International Journal of Computer Applications |
Foundation of Computer Science (FCS), NY, USA |
Volume 66 - Number 18 |
Year of Publication: 2013 |
Authors: Rina Damdoo |
10.5120/11182-6266 |
Rina Damdoo . Bi-Gram based Probabilistic Language Model for Template Messaging. International Journal of Computer Applications. 66, 18 ( March 2013), 11-17. DOI=10.5120/11182-6266
This work reports the benefits of Statistical Machine Translation (SMT) in template messaging domain. SMT has become an actual and practical technology due to significant increment in both the computational power and storage capacity of computers and the availability of large volumes of bilingual data. Through SMT a sentences written with misspelled words, short forms and chatting slang can be corrected. The problem of machine translation is to automatically produce a target-language (e. g. , Long form English) sentence from a given source-language (e. g. , Short form message) sentence.
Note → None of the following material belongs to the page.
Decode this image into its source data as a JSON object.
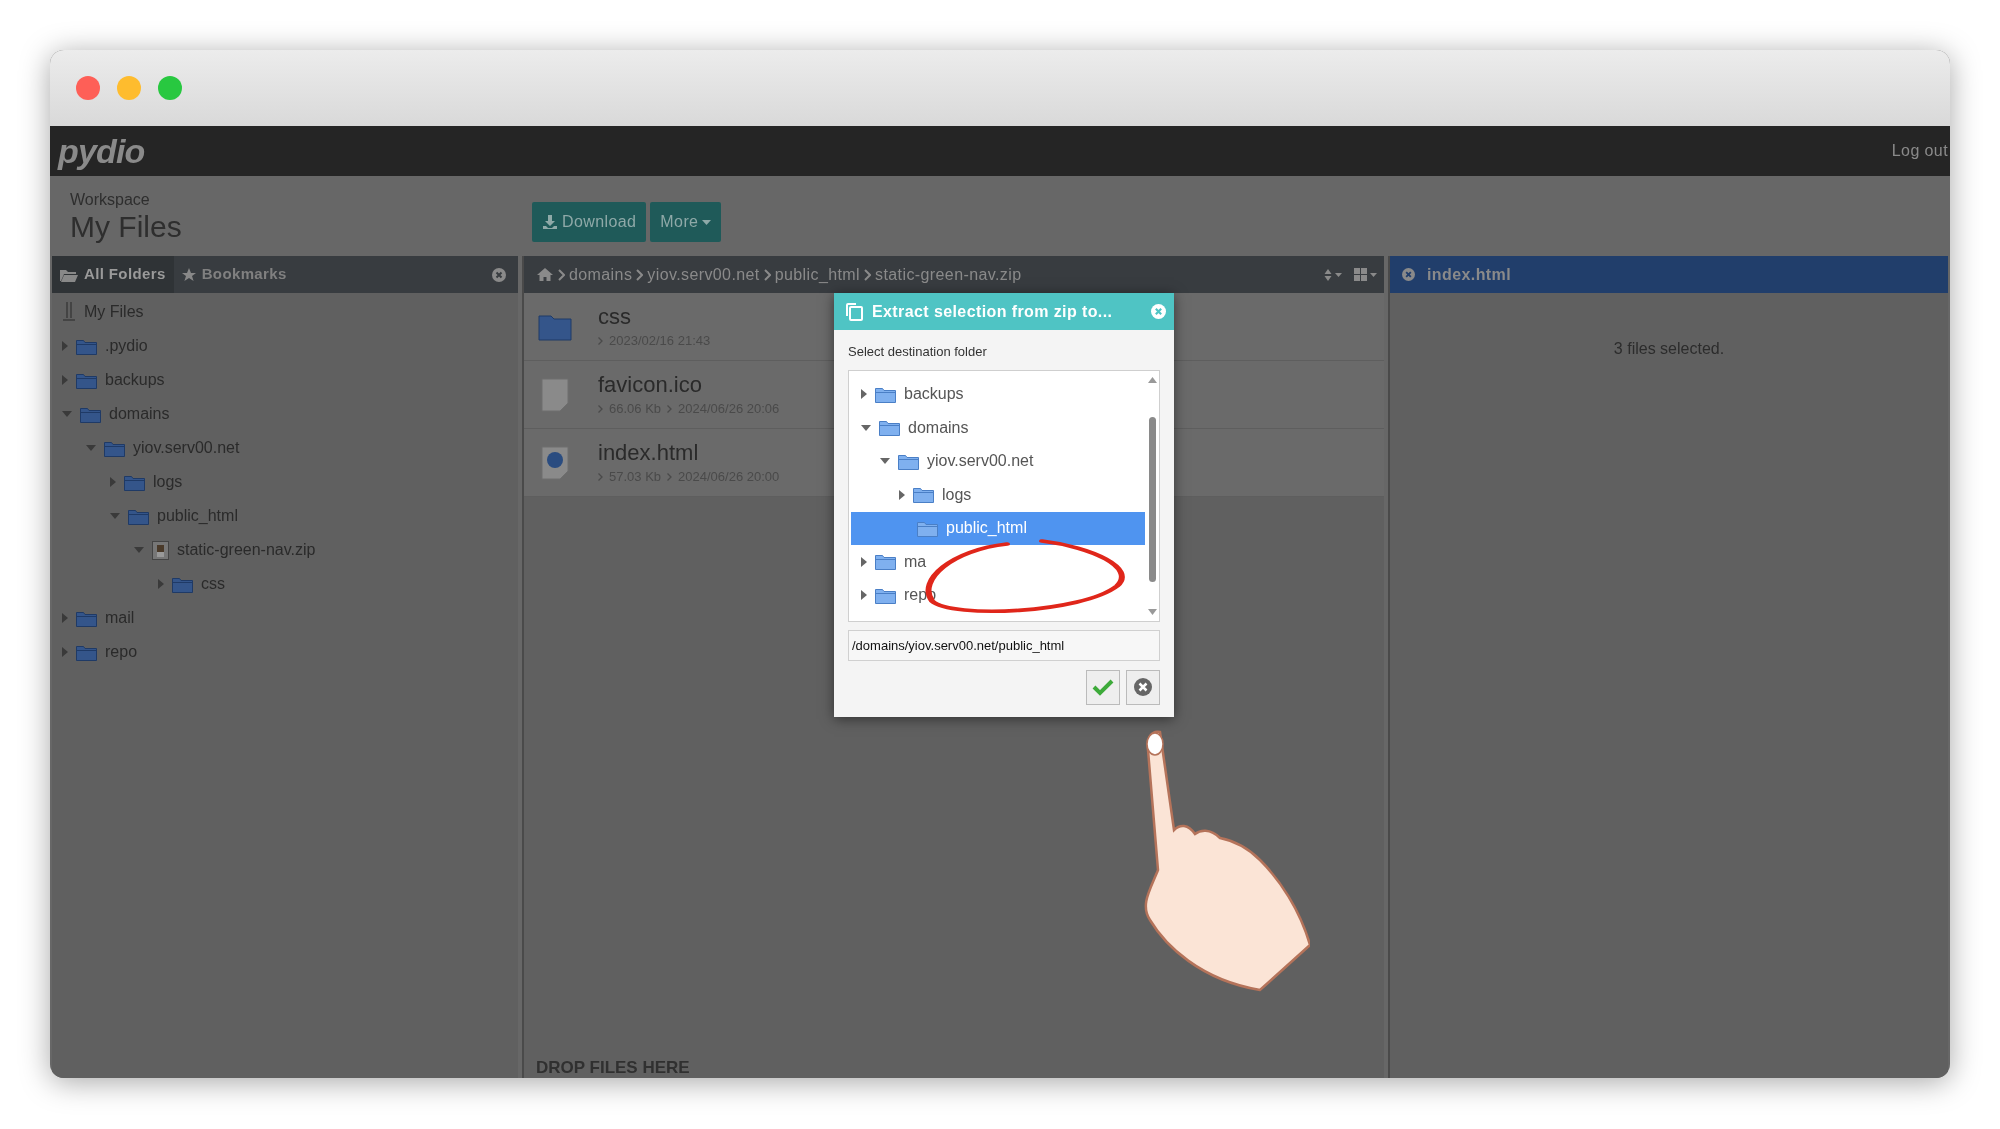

SMS Lingo is a language used by youngsters for instant messaging or for chatting on social networking websites called chatting slang. Such terms often originate with the purpose of saving keystrokes. This work presents a pioneering step in designing Bi-Gram based back-off decoder for template messages. Among the different machine translation approaches, the Probabilistic N-gram-based system has proved to be comparable with the state-of-the-art phrase-based systems. In N-gram Language Model N words are used to find the context of a word. In this work, Bi-gram LM is used. First LM is trained with bi-lingual parallel word aligned corpus to get Probability Distribution Tables (Bi-gram PDT and Uni-gram PDT). Back-off decoder along with these PDTs is then employed to translate template messages into full form text. Idea behind this work is to deal with text normalization as a translation task with the Bi-gram-based system. The main goal behind this project is to analyze the improvement in efficiency of Language Model as the size of bilingual corpus increases. This work will help researchers as a lead way in the field of N-Gram Probabilistic Machine Translation and Human Computer Interaction. This work will help users to combine multiple languages with larger vocabulary and is a useful tool for small devices like mobile phones. It is also a time saver for those who cannot operate the keys efficiently. Machine learning and translation systems, dictionary and textbook preparations, patent and reference searches and various information retrieval systems are the main applications of the work.